I was so upset the other day when K-punk wrote a shitty article about how “cognitive therapy doesn’t work because CAPITALISM,” and I didn’t respond to it then, and won’t now, or link to it, because fuck him, and whatever, y’all ignored it for the most part. It’s the only process I’ve experienced that actually works like a medical intervention, in which patient knowledge and behavior outside of the office actively contribute to the process. You finish treatment, you leave, you come back as needed or in a year for a check-up. It’s not the kind of thing where you go in once a week, spill your guts, and are left wondering where it’s all going until you move or miss enough sessions to have lapsed. It would be nice to have that practice established early, too, expected of all parents and children whether or not they think there’s something “wrong” with them (and, obviously, for health care to support that line of thinking).
Usually I’m down with Mark Fisher (k-punk), but he doesn’t know what he’s talking about regarding cognitive therapy. I loathe self-help, pop-psychology culture too! I hate the kind of self-sufficient society people like Margaret Thatcher and Mitt Romney idealize! But when something works, you know, in practice, it kind of behooves you to take a step back and question some of your theoretical assumptions. This is classic baby-with-the-bathwater stuff.
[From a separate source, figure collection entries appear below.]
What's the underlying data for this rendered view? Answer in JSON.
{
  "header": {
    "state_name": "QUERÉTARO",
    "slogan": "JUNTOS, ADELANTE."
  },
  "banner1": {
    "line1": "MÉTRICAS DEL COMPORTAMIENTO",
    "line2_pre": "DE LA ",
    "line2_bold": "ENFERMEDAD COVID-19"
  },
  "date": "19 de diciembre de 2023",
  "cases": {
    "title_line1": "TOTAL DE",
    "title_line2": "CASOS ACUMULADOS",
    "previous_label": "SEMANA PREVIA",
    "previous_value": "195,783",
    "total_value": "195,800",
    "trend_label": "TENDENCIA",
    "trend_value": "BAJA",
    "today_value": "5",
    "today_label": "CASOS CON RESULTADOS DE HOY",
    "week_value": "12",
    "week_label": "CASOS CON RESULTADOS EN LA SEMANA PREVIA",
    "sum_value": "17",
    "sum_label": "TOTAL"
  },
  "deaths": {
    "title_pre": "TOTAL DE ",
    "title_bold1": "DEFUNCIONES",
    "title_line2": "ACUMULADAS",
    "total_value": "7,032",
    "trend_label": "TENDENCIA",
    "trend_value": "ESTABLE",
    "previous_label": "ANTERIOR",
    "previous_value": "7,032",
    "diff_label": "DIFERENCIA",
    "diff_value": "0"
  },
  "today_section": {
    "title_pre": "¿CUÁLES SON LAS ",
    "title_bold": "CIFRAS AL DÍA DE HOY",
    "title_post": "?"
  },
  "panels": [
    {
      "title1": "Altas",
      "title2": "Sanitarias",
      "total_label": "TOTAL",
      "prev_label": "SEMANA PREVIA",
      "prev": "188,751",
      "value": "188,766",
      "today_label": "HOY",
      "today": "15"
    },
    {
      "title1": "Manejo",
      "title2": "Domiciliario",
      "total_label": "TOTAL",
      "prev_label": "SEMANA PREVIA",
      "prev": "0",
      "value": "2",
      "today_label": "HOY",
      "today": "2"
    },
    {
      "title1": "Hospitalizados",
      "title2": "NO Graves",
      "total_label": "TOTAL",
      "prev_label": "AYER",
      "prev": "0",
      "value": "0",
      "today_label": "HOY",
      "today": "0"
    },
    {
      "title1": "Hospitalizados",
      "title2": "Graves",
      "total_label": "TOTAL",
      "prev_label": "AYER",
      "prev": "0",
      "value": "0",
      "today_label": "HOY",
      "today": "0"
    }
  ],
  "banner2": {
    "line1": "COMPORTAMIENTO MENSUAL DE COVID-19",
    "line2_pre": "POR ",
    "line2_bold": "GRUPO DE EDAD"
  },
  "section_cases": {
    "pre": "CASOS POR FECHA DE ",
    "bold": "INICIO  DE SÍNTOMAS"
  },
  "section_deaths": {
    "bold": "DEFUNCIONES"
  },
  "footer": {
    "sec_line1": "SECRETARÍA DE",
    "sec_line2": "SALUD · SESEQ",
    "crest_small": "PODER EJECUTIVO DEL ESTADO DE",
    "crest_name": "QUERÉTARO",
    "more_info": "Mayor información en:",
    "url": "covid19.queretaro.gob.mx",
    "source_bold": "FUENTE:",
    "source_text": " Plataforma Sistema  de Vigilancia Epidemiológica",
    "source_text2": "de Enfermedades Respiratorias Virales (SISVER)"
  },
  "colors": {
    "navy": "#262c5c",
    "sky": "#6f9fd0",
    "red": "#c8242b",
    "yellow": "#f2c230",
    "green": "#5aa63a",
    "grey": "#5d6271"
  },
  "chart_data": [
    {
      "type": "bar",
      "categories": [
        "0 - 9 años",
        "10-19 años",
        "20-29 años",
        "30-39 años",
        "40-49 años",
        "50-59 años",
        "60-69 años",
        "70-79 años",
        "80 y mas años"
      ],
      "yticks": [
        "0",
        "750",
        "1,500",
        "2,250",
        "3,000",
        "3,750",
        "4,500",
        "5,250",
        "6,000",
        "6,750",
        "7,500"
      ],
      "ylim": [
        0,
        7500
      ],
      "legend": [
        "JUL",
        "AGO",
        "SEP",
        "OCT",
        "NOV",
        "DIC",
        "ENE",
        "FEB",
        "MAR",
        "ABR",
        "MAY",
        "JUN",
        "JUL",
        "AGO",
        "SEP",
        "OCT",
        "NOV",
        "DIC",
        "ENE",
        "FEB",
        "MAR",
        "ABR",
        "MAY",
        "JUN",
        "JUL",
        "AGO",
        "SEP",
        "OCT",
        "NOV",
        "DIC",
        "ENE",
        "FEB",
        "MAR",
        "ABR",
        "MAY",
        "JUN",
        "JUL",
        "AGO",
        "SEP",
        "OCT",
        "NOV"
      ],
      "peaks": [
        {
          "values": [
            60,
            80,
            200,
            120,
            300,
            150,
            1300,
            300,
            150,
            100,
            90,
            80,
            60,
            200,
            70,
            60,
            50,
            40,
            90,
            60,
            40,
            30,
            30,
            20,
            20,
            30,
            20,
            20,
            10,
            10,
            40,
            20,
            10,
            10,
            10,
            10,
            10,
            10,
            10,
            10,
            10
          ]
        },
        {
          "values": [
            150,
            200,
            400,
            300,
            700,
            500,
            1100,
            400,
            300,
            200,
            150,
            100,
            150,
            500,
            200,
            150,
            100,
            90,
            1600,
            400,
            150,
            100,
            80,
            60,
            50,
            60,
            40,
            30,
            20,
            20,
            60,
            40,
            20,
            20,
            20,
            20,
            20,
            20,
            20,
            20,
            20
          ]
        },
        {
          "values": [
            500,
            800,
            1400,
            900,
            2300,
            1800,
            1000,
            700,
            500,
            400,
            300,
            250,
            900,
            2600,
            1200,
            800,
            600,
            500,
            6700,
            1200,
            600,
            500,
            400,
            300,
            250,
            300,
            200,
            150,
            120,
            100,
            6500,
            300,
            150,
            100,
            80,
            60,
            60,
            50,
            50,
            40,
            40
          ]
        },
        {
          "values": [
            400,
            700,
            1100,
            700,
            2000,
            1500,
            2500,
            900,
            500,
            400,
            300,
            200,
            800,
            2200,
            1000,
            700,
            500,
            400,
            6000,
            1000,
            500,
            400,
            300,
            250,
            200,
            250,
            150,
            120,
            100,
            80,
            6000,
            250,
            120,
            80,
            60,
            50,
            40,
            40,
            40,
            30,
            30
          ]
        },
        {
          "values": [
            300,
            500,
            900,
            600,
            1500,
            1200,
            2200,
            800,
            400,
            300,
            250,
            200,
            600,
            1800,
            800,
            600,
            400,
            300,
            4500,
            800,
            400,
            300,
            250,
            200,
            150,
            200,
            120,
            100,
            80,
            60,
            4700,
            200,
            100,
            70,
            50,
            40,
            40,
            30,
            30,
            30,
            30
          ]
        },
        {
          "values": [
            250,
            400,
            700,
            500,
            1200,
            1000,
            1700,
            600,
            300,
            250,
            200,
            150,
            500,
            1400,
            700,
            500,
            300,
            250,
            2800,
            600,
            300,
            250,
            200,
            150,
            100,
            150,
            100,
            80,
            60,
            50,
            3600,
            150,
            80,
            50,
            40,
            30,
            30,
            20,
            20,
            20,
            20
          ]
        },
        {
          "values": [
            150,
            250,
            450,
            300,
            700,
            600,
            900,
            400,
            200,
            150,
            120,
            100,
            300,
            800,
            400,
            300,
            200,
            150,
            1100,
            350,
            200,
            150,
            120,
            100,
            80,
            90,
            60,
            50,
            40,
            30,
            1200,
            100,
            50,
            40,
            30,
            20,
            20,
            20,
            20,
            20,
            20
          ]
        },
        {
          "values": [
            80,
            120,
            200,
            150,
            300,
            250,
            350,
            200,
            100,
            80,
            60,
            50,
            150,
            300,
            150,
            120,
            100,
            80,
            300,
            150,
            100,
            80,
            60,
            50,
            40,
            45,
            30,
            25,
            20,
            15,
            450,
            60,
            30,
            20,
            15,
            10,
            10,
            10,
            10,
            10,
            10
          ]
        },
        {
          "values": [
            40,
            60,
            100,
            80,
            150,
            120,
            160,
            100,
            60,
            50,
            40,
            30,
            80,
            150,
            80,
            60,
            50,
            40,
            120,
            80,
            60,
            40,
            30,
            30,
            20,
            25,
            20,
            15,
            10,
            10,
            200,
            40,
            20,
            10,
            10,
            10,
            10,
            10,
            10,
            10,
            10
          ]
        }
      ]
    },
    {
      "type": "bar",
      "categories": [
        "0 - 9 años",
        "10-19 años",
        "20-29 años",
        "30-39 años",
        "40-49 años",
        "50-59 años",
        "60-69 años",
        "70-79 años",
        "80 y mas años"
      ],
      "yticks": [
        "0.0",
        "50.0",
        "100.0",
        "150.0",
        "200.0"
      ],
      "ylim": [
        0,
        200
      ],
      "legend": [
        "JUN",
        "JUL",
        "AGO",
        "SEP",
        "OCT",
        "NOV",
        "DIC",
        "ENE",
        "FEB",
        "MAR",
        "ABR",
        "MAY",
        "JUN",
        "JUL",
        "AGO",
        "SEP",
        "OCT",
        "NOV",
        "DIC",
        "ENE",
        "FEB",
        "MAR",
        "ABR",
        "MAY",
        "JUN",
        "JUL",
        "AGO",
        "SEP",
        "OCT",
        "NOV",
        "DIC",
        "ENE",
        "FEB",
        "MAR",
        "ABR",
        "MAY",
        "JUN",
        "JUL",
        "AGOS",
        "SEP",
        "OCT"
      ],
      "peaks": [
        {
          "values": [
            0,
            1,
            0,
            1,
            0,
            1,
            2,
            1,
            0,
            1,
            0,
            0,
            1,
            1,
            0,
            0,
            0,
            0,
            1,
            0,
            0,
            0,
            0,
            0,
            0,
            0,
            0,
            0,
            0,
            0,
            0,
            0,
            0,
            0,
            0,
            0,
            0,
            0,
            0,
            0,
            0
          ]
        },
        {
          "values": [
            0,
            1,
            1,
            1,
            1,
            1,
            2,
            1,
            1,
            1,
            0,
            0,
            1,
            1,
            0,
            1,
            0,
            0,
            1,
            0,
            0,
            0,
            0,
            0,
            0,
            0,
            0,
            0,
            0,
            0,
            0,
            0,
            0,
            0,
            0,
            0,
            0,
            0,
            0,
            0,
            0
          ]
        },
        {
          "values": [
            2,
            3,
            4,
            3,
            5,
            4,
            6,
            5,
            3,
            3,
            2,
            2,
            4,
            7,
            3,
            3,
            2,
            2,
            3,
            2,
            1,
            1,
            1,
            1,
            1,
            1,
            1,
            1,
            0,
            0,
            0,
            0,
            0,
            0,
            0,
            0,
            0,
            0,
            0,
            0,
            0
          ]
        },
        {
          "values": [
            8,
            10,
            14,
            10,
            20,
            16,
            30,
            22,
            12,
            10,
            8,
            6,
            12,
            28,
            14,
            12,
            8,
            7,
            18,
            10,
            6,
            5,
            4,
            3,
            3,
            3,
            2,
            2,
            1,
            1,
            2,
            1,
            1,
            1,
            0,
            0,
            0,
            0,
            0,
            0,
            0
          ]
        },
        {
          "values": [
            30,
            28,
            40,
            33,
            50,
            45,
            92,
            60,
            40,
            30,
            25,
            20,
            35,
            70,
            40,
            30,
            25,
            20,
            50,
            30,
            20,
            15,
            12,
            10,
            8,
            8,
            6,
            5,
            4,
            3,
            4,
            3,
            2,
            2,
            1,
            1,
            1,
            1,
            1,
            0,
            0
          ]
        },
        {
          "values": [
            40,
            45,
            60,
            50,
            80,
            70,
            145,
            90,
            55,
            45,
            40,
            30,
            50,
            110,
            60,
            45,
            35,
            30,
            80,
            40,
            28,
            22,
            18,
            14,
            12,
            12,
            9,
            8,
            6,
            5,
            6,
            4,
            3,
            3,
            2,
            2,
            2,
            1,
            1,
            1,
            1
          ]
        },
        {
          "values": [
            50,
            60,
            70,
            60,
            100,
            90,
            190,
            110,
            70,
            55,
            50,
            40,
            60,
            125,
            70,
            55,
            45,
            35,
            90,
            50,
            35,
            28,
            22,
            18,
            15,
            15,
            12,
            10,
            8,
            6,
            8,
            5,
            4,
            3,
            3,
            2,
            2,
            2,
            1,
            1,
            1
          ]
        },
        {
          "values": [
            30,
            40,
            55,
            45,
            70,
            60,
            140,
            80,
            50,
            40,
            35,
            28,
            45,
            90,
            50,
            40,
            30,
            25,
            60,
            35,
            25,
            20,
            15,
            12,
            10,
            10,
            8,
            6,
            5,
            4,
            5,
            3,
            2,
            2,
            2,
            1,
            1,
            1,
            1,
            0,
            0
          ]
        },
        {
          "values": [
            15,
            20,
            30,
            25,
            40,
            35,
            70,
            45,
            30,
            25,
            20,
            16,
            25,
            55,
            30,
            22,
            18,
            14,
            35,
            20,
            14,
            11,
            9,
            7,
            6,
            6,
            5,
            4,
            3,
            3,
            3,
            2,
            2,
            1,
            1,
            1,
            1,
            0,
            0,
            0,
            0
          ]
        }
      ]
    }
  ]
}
I’m sure there are numbers somewhere, but what I know is how much cognitive therapy helped me when I was introduced to it in my early 20s while suffering from a severe bout of depression. My depression is a clear-cut case of brain chemistry gone wrong (as opposed to situational depression, although bad situations exacerbate it), so antidepressants have been enormously beneficial too. But cognitive therapy helped me rewire my own brain so that I don’t automatically turn objectively neutral situations into negative ones and negative ones into fiascoes. I’ll never be completely “cured,” but I can recognize when I’m blowing something totally out of proportion (e.g. someone frowned at me, he obviously doesn’t like me, nobody likes me, I’m an unlikeable person, the world would be a better place without me, etc.). It’s not that having such feelings is wrong, per se, but that they make you miserable. The goal is to stop making yourself miserable. And the beauty of cognitive therapy is that it’s simple, inexpensive (yes), useful to people with different kinds of mental health issues and effective even when applied selectively. You don’t have to swallow a belief system or overhaul your personality, you just need to understand that while you can’t control many things in this world, you can control how you feel about and act on them.
EDIT: What I probably didn’t articulate too well before but is basically my objection to Fisher’s article: C.T. is a tool, not an ideology or political philosophy. It’s all about how it’s used.